HMK'nın 305. maddesinde de hüküm fıkrasında taraflara tanınan hakların ve yüklenen borçların tavzih yoluyla sınırlandırılamayacağı, genişletilemeyeceği ve değiştirilemeyeceği hüküm altına alınmıştır. Bir başka anlatımla hükmü değiştirici nitelikte, taraflara tanınan hakları ve yüklenen borçlar değiştirir mahiyette hüküm genişletilemez ve sınırlanamaz (HMK m. 305/2). Hükmün tamamlanması başlıklı 305/A maddesinde ise taraflardan her birinin, nihaî kararın tebliğinden itibaren bir ay içinde, yargılamada ileri sürülmesine veya kendiliğinden hükme geçirilmesi gerekli olmasına rağmen hakkında tamamen veya kısmen karar verilmeyen hususlarda, ek karar verilmesini isteyebileyeceği belirtilmiştir. Davacı tarafından verilen 05.01.2022 tarihli dilekçe ile payını satış işlemi ile dava dışı üçüncü kişilere devreden davalılara ait yerin diğer davalılara ait hisseden verilmesi talebi, hükmü ve taraflara tanınan hakları ve yüklenen borçlar değiştirir mahiyette olmakla birlikte, hükmün tamamlanması dilekçesinin bir aylık yasal sürede verilmediği anlaşıldığından, tavzih talebinin reddine karar verilmesinde bir isabetsizlik görülmemiştir. Bu nedenle, 08.02.2022 tarihli ek kararın onanması gerekmiştir.

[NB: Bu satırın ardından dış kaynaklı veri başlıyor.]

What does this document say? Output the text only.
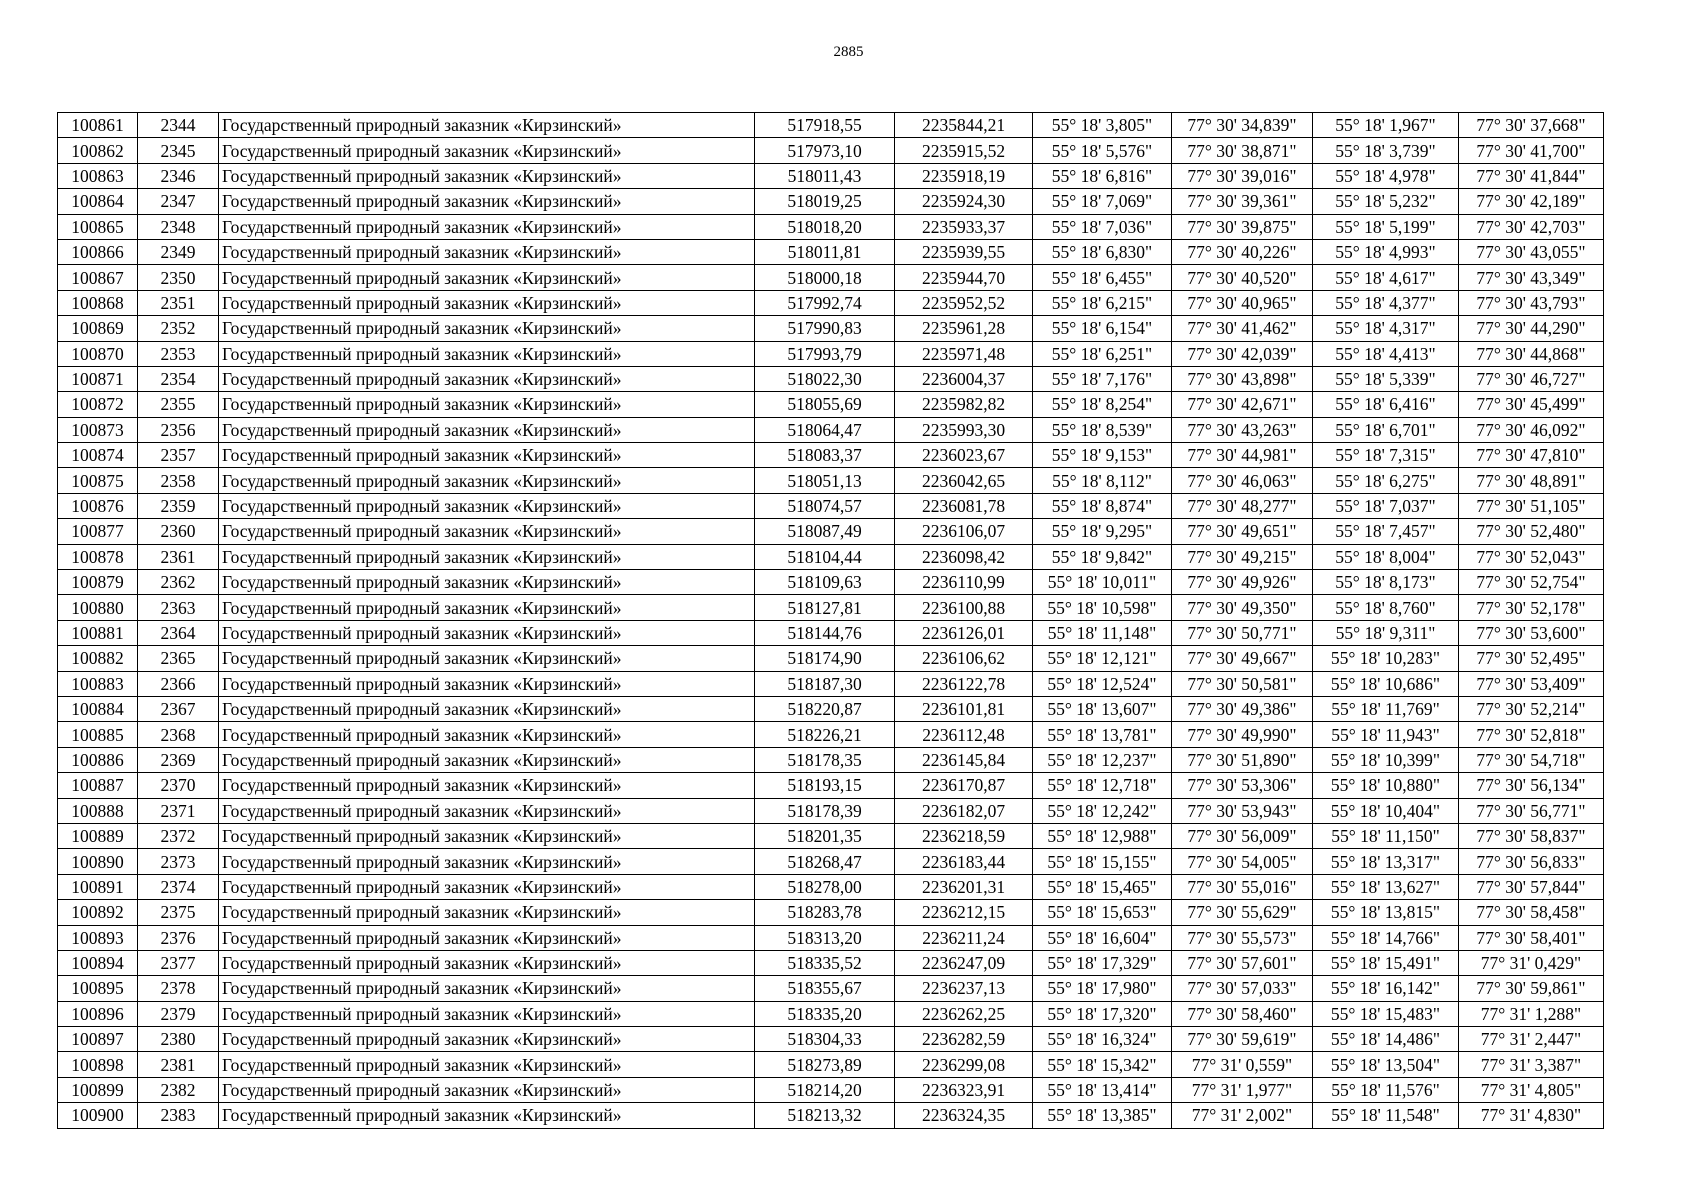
2885
100861	2344	Государственный природный заказник «Кирзинский»	517918,55	2235844,21	55° 18' 3,805"	77° 30' 34,839"	55° 18' 1,967"	77° 30' 37,668"
100862	2345	Государственный природный заказник «Кирзинский»	517973,10	2235915,52	55° 18' 5,576"	77° 30' 38,871"	55° 18' 3,739"	77° 30' 41,700"
100863	2346	Государственный природный заказник «Кирзинский»	518011,43	2235918,19	55° 18' 6,816"	77° 30' 39,016"	55° 18' 4,978"	77° 30' 41,844"
100864	2347	Государственный природный заказник «Кирзинский»	518019,25	2235924,30	55° 18' 7,069"	77° 30' 39,361"	55° 18' 5,232"	77° 30' 42,189"
100865	2348	Государственный природный заказник «Кирзинский»	518018,20	2235933,37	55° 18' 7,036"	77° 30' 39,875"	55° 18' 5,199"	77° 30' 42,703"
100866	2349	Государственный природный заказник «Кирзинский»	518011,81	2235939,55	55° 18' 6,830"	77° 30' 40,226"	55° 18' 4,993"	77° 30' 43,055"
100867	2350	Государственный природный заказник «Кирзинский»	518000,18	2235944,70	55° 18' 6,455"	77° 30' 40,520"	55° 18' 4,617"	77° 30' 43,349"
100868	2351	Государственный природный заказник «Кирзинский»	517992,74	2235952,52	55° 18' 6,215"	77° 30' 40,965"	55° 18' 4,377"	77° 30' 43,793"
100869	2352	Государственный природный заказник «Кирзинский»	517990,83	2235961,28	55° 18' 6,154"	77° 30' 41,462"	55° 18' 4,317"	77° 30' 44,290"
100870	2353	Государственный природный заказник «Кирзинский»	517993,79	2235971,48	55° 18' 6,251"	77° 30' 42,039"	55° 18' 4,413"	77° 30' 44,868"
100871	2354	Государственный природный заказник «Кирзинский»	518022,30	2236004,37	55° 18' 7,176"	77° 30' 43,898"	55° 18' 5,339"	77° 30' 46,727"
100872	2355	Государственный природный заказник «Кирзинский»	518055,69	2235982,82	55° 18' 8,254"	77° 30' 42,671"	55° 18' 6,416"	77° 30' 45,499"
100873	2356	Государственный природный заказник «Кирзинский»	518064,47	2235993,30	55° 18' 8,539"	77° 30' 43,263"	55° 18' 6,701"	77° 30' 46,092"
100874	2357	Государственный природный заказник «Кирзинский»	518083,37	2236023,67	55° 18' 9,153"	77° 30' 44,981"	55° 18' 7,315"	77° 30' 47,810"
100875	2358	Государственный природный заказник «Кирзинский»	518051,13	2236042,65	55° 18' 8,112"	77° 30' 46,063"	55° 18' 6,275"	77° 30' 48,891"
100876	2359	Государственный природный заказник «Кирзинский»	518074,57	2236081,78	55° 18' 8,874"	77° 30' 48,277"	55° 18' 7,037"	77° 30' 51,105"
100877	2360	Государственный природный заказник «Кирзинский»	518087,49	2236106,07	55° 18' 9,295"	77° 30' 49,651"	55° 18' 7,457"	77° 30' 52,480"
100878	2361	Государственный природный заказник «Кирзинский»	518104,44	2236098,42	55° 18' 9,842"	77° 30' 49,215"	55° 18' 8,004"	77° 30' 52,043"
100879	2362	Государственный природный заказник «Кирзинский»	518109,63	2236110,99	55° 18' 10,011"	77° 30' 49,926"	55° 18' 8,173"	77° 30' 52,754"
100880	2363	Государственный природный заказник «Кирзинский»	518127,81	2236100,88	55° 18' 10,598"	77° 30' 49,350"	55° 18' 8,760"	77° 30' 52,178"
100881	2364	Государственный природный заказник «Кирзинский»	518144,76	2236126,01	55° 18' 11,148"	77° 30' 50,771"	55° 18' 9,311"	77° 30' 53,600"
100882	2365	Государственный природный заказник «Кирзинский»	518174,90	2236106,62	55° 18' 12,121"	77° 30' 49,667"	55° 18' 10,283"	77° 30' 52,495"
100883	2366	Государственный природный заказник «Кирзинский»	518187,30	2236122,78	55° 18' 12,524"	77° 30' 50,581"	55° 18' 10,686"	77° 30' 53,409"
100884	2367	Государственный природный заказник «Кирзинский»	518220,87	2236101,81	55° 18' 13,607"	77° 30' 49,386"	55° 18' 11,769"	77° 30' 52,214"
100885	2368	Государственный природный заказник «Кирзинский»	518226,21	2236112,48	55° 18' 13,781"	77° 30' 49,990"	55° 18' 11,943"	77° 30' 52,818"
100886	2369	Государственный природный заказник «Кирзинский»	518178,35	2236145,84	55° 18' 12,237"	77° 30' 51,890"	55° 18' 10,399"	77° 30' 54,718"
100887	2370	Государственный природный заказник «Кирзинский»	518193,15	2236170,87	55° 18' 12,718"	77° 30' 53,306"	55° 18' 10,880"	77° 30' 56,134"
100888	2371	Государственный природный заказник «Кирзинский»	518178,39	2236182,07	55° 18' 12,242"	77° 30' 53,943"	55° 18' 10,404"	77° 30' 56,771"
100889	2372	Государственный природный заказник «Кирзинский»	518201,35	2236218,59	55° 18' 12,988"	77° 30' 56,009"	55° 18' 11,150"	77° 30' 58,837"
100890	2373	Государственный природный заказник «Кирзинский»	518268,47	2236183,44	55° 18' 15,155"	77° 30' 54,005"	55° 18' 13,317"	77° 30' 56,833"
100891	2374	Государственный природный заказник «Кирзинский»	518278,00	2236201,31	55° 18' 15,465"	77° 30' 55,016"	55° 18' 13,627"	77° 30' 57,844"
100892	2375	Государственный природный заказник «Кирзинский»	518283,78	2236212,15	55° 18' 15,653"	77° 30' 55,629"	55° 18' 13,815"	77° 30' 58,458"
100893	2376	Государственный природный заказник «Кирзинский»	518313,20	2236211,24	55° 18' 16,604"	77° 30' 55,573"	55° 18' 14,766"	77° 30' 58,401"
100894	2377	Государственный природный заказник «Кирзинский»	518335,52	2236247,09	55° 18' 17,329"	77° 30' 57,601"	55° 18' 15,491"	77° 31' 0,429"
100895	2378	Государственный природный заказник «Кирзинский»	518355,67	2236237,13	55° 18' 17,980"	77° 30' 57,033"	55° 18' 16,142"	77° 30' 59,861"
100896	2379	Государственный природный заказник «Кирзинский»	518335,20	2236262,25	55° 18' 17,320"	77° 30' 58,460"	55° 18' 15,483"	77° 31' 1,288"
100897	2380	Государственный природный заказник «Кирзинский»	518304,33	2236282,59	55° 18' 16,324"	77° 30' 59,619"	55° 18' 14,486"	77° 31' 2,447"
100898	2381	Государственный природный заказник «Кирзинский»	518273,89	2236299,08	55° 18' 15,342"	77° 31' 0,559"	55° 18' 13,504"	77° 31' 3,387"
100899	2382	Государственный природный заказник «Кирзинский»	518214,20	2236323,91	55° 18' 13,414"	77° 31' 1,977"	55° 18' 11,576"	77° 31' 4,805"
100900	2383	Государственный природный заказник «Кирзинский»	518213,32	2236324,35	55° 18' 13,385"	77° 31' 2,002"	55° 18' 11,548"	77° 31' 4,830"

SONUÇ: Yapılan yargılamaya, dosya içeriğine ve temyiz olunan ek kararda yazılı gerekçelere göre tavzih talebinde bulunan davacının yerinde olmayan temyiz itirazlarının reddiyle usul ve yasaya uygun ek kararın ONANMASINA, onama harcı peşin alındığından yeniden alınmasına yer olmadığına, 17.10.2022 tarihinde oy birliği ile karar verildi.